Tous les soirs à la nuit tombante, c’est le même rituel à hohai daxue* (université). Au pied des dortoirs des filles, des étudiants hommes font le pied de grue, jetant un regard furtif dans le hall d’entrée pour savoir si leur dulcinée veuille bien les rejoindre. Les couples à l’écart, profitant des endroits les moins éclairés,  s’embrassent ou se tiennent tendrement. Avec pudeur et discrétion. Tous les gestes attentionnés sont réfléchis afin d’éviter d’attirer l’attention. Ils épient le regard de l’autre craignant que leur relation soit jugée immorale. Du haut de mon cinquième étage (comprendre quatrième pour les européens), la scène me paraît amusante et m’interroge. Pourquoi tant de précaution ? Le poids des mœurs est-il toujours aussi pesant ? Il le semblerait. L’histoire de Nancy, une chinoise qui travaille comme taxi girl (comprendre prostituée) dans les bars et discothèques à expatriés, et parfaitement bilingue, illustre ce conservatisme ambiant. Alors qu’elle était étudiante, elle entretient une relation sexuelle avec un des étudiants de son campus. Tombant enceinte, le garçon en question ne reconnaît pas l’enfant. « J’avais le choix entre le garder ou me faire avorter. J’ai préféré le garder », explique-t-elle rapidement. Elle doit alors se confronter au regard et à la déception de sa famille. « Une mère célibataire s’est mal vue, même condamnée dans le cercle familiale ». Nancy se voit dans l’obligation d’arrêter ses études et de trouver un travail, privée du soutien financier de sa famille et qui refuse de l’aider à élever son enfant (la politique de l’enfant unique a donné à l’enfant une valeur quasi-sacré, il est l’objet de toutes les attentions tant auprès de ses parents que de ses grands-parents). Un nouvel obstacle s’impose à elle : les boulots qu’elle trouve lui permettent tout juste de joindre les deux bouts.
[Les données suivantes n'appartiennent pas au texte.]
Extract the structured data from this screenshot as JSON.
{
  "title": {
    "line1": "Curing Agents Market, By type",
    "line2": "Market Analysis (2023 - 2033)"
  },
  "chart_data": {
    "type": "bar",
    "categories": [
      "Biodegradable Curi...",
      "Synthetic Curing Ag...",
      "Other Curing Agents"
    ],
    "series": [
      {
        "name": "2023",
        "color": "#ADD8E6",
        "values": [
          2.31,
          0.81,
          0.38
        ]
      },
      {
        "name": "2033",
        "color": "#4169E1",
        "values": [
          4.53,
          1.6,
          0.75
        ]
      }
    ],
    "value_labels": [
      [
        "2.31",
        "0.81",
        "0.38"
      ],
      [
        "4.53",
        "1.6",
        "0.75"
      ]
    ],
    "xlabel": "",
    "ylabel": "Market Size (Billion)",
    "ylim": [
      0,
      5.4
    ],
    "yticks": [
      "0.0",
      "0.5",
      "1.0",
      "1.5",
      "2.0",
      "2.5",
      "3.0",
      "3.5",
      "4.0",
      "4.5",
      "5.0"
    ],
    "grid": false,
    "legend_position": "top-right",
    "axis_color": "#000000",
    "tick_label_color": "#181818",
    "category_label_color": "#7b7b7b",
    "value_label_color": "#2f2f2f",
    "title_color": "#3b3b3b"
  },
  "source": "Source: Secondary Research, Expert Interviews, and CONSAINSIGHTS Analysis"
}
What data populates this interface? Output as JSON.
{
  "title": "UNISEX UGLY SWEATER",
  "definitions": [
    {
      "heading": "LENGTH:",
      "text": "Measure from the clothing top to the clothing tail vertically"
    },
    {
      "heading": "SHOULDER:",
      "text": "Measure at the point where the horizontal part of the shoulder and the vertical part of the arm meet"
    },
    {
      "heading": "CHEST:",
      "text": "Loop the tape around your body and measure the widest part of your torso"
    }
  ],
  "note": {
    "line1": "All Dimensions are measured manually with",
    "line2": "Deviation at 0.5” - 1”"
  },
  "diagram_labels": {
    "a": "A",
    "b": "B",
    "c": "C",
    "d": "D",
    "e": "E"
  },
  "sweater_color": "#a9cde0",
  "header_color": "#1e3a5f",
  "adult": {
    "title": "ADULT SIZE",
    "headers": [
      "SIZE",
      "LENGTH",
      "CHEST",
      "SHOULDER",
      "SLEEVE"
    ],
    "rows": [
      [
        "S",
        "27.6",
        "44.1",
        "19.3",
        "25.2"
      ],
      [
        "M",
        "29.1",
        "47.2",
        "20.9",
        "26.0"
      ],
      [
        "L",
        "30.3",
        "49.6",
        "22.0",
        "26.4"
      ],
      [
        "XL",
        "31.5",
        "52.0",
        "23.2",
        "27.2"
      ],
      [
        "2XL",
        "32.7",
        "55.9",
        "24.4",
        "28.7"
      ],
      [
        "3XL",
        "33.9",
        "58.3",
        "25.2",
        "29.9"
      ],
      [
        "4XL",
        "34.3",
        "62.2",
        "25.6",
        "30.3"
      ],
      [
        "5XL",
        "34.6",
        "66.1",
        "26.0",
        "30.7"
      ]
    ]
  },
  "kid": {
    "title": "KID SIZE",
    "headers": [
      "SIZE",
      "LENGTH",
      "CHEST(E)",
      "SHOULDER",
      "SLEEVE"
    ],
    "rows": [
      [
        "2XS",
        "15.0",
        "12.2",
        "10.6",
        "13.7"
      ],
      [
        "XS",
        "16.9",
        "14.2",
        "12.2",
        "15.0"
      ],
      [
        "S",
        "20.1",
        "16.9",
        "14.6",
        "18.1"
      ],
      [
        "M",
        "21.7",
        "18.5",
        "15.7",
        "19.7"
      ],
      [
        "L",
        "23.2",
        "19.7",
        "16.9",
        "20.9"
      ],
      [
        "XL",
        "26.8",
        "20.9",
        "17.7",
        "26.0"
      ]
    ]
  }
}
Et puis… elle choisit de devenir prostituée. L’argent circule. « La compagnie des laowai n’est pas désagréable et je fréquente les riches du coin ». Et lui laissant tirer la conclusion : « Il faut bien bouffer ».

* Veuillez m'excuser je ne peux pas mettre les tons. Pour la prononciation daxue : mettre un ton descendant sur le a, et ascendant sur le e.